Wednesday, August 14, 2013
Interview With Author, J. Thomas Powell
Your book, Vermont Voodoo, features both zombies AND voodoo. What was the reasoning behind combining such distinct supernatural concepts and creatures?
I knew I wanted to write about zombies from the beginning, but with all the TV and movie versions out there I knew I'd have to do something unique. The idea of the zombie originates from stories about voodoo in the New World, and early cinema used this trope often. Since George Romero we really haven't seen much of the voodoo zombie, and it was a lot if fun bringing that monster back to life (heh heh). The problem was that most portrayals of voodoo are laced with racist stereotype, and it was a challenge to work against the stereotypes while keeping a light, campy tone.
Cool. Now let's talk about location. The story takes place in Vermont. Why Vermont? Is there any specific reason why you chose that specific location to tell your story?
I set the story in Vermont for two reasons. First, it was thematically important to s set the story in a dying industrial city, and you see a lot of that in New England. Second, I thought it would be a lot of fun making my heroes flee from the undead in a snowstorm.
Indeed. That does sound pretty fun (and scary). Next question, and it also pertains to location. According to your website, you were born in Upstate New York and studied at Syracuse for a film degree, but now you live in Texas. What's wrong? Were you trying to escape the terrible snow storms here on the east coast?
I'm so happy that I'm living in Texas these days, and yes, a big part of that has to do with the weather. That being said, I've always enjoyed moving around and seeing different parts of the country. I spent every summer as a kid traveling up and down the East Coast, and living in Texas had made it easy to explore the South, especially places like New Orleans. I get a ton of inspiration by travel. This year I had an opportunity to go hiking in Nepal, which, let me tell you, was a trip and a half. Hopefully there will be lots more international travel in my future.
It's interesting that you got a film degree. Do you also dabble in film?
I worked at a production company in NYC straight out of college where my job was to read and evaluate screenplay submissions. After doing that I got into writing screenplays, and then writing novels. I still do some video editing on the side, and my screenplays are being submitted to festivals, so who knows? Maybe you'll see some of my work on the big screen. My dream job would be to write and produce independent movies, but whatever happens I hope to stay balanced between my film life and my literary life.
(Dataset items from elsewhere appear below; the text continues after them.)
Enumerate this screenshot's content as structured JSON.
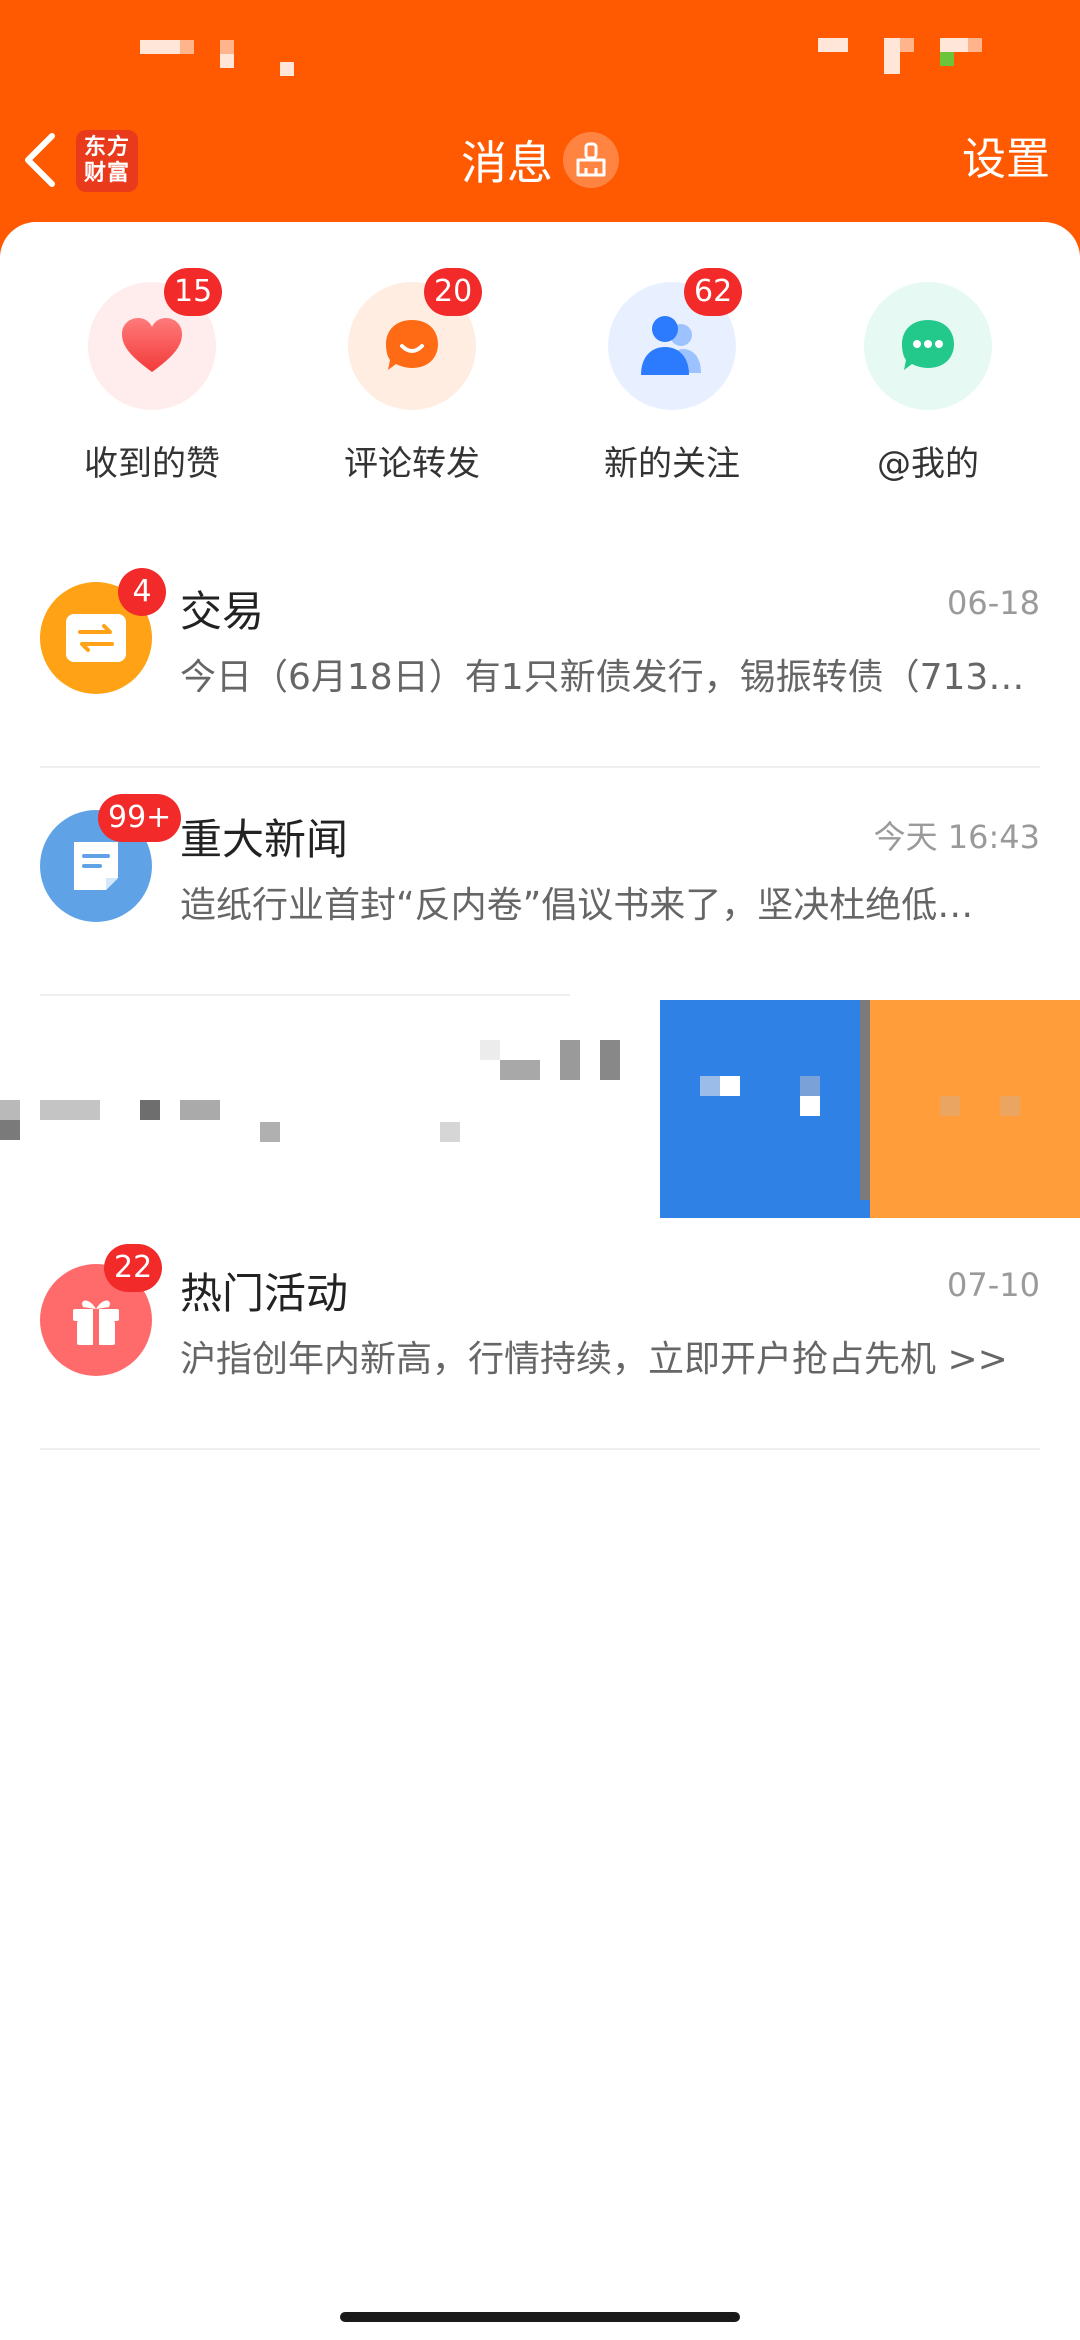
{
  "colors": {
    "brand": "#FF5A02",
    "badge": "#F22A2A"
  },
  "header": {
    "back_icon": "chevron-left-icon",
    "logo_line1": "东方",
    "logo_line2": "财富",
    "title": "消息",
    "clean_icon": "broom-icon",
    "settings_label": "设置"
  },
  "quick_actions": [
    {
      "label": "收到的赞",
      "badge": "15",
      "icon": "heart-icon"
    },
    {
      "label": "评论转发",
      "badge": "20",
      "icon": "comment-bubble-icon"
    },
    {
      "label": "新的关注",
      "badge": "62",
      "icon": "people-icon"
    },
    {
      "label": "@我的",
      "badge": "",
      "icon": "chat-dots-icon"
    }
  ],
  "messages": [
    {
      "title": "交易",
      "time": "06-18",
      "preview": "今日（6月18日）有1只新债发行，锡振转债（713…",
      "badge": "4",
      "icon": "exchange-icon"
    },
    {
      "title": "重大新闻",
      "time": "今天 16:43",
      "preview": "造纸行业首封“反内卷”倡议书来了，坚决杜绝低…",
      "badge": "99+",
      "icon": "document-icon"
    },
    {
      "title": "热门活动",
      "time": "07-10",
      "preview": "沪指创年内新高，行情持续，立即开户抢占先机 >>",
      "badge": "22",
      "icon": "gift-icon"
    }
  ]
}
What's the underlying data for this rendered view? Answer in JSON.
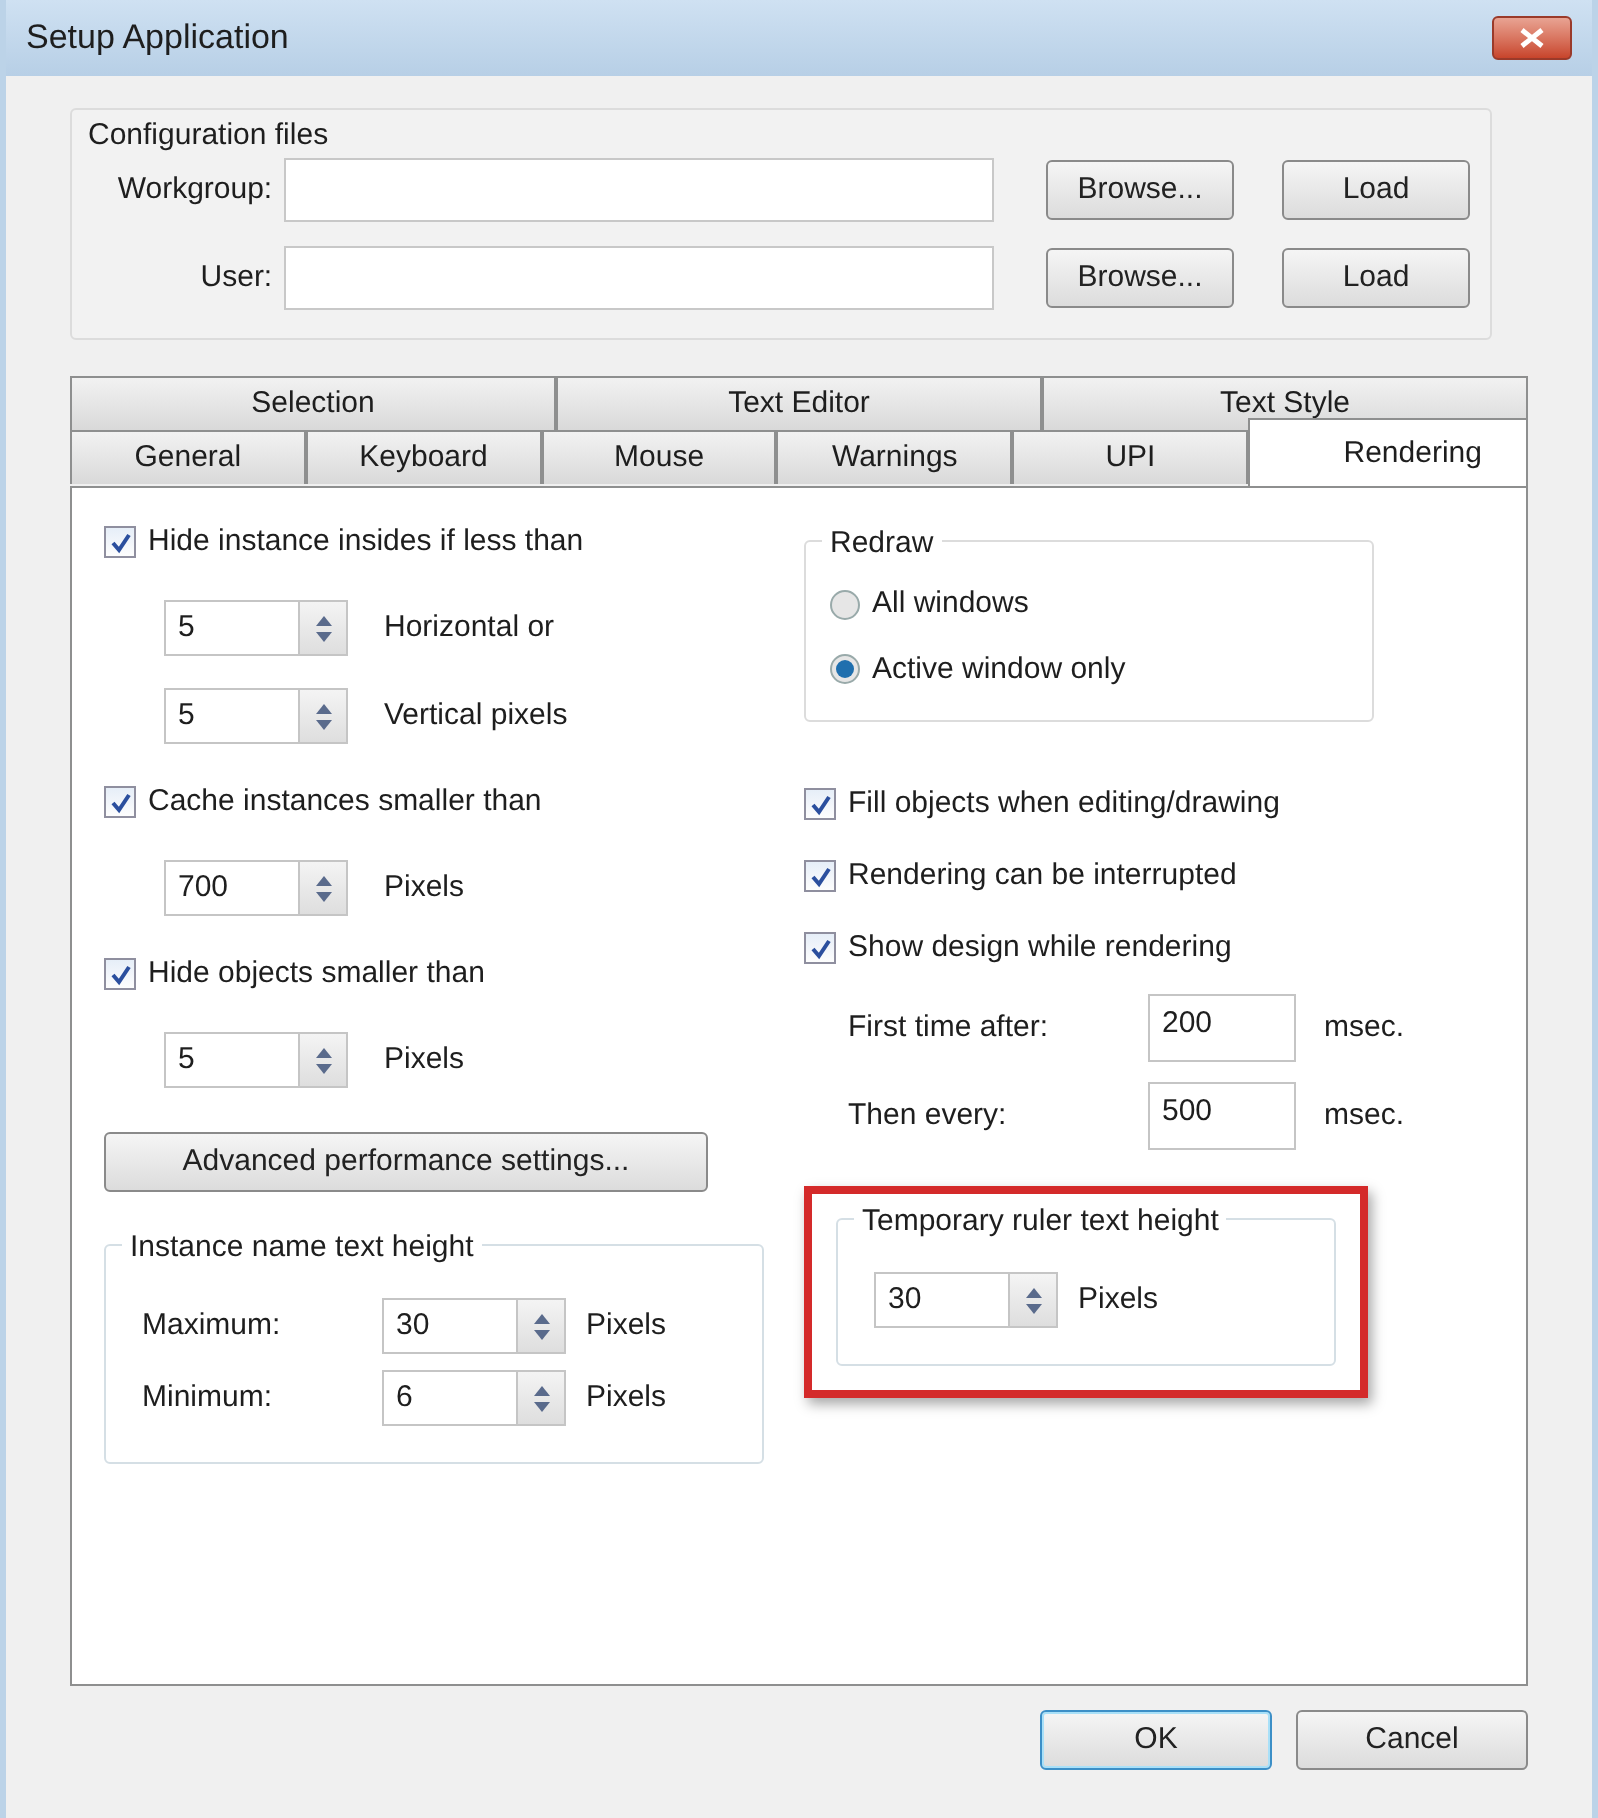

Nice. Now, back to your book. Where did you get the inspiration for it?
Vermont Voodoo is the first book I've ever written, and going into it I knew my biggest challenge would be finding the material and the stamina to write something that long. That's why I choose zombies; there's lots of material to explore and I could keep myself entertained with my monsters the whole way through. The fictional city of Frostbite is very similar to Syracuse, where I grew up. But my biggest inspiration may have come from my friend Daniel Cailler and his novel, Waking. Also set in a gritty industrial city, Waking is about a group of vampires and a hunter on a quest for revenge; I had the pleasure of writing a screen adaptation of Dan's book, and Vermont Voodoo has plenty of winks and nudges aimed at Dan. We work pretty well together, and if you like my book you should check his out, too.
Groovy. Now, can you tell us about National Novel Writing Month and how you're connected to it?
National Novel Writing Month, which is more commonly referred to as NaNoWriMo, is organized by the nonprofit Office of Letters and Light. Basically it's a challenge issued every November to write 50,000 words in one month or less, which is a short novel. You log your word count into their web site each day and if you reach the 50k goal by the end of the month you win... Bragging rights! And a novel. Which you wrote. It's wildly popular for writers and writing enthusiasts and a great educational tool, as well as a support system for getting that first draft on the page, as I did with Vermont Voodoo. I love NaNo.
Sounds legit. Okay, two part question. If you could have any super power, what would it be, and with said power, would you be a hero or a villain?
My superpower would be to invent doughnuts without any calories. Wait, that's not a superpower. Okay, my superpower would be hyper intelligence, and I would use that power to invent doughnuts and possibly funnel cake without any calories. That also cures diabetes. The hero part should go without saying.
Best. Power. Ever! Okay, is there anything else you would like to talk about or plug? Another project?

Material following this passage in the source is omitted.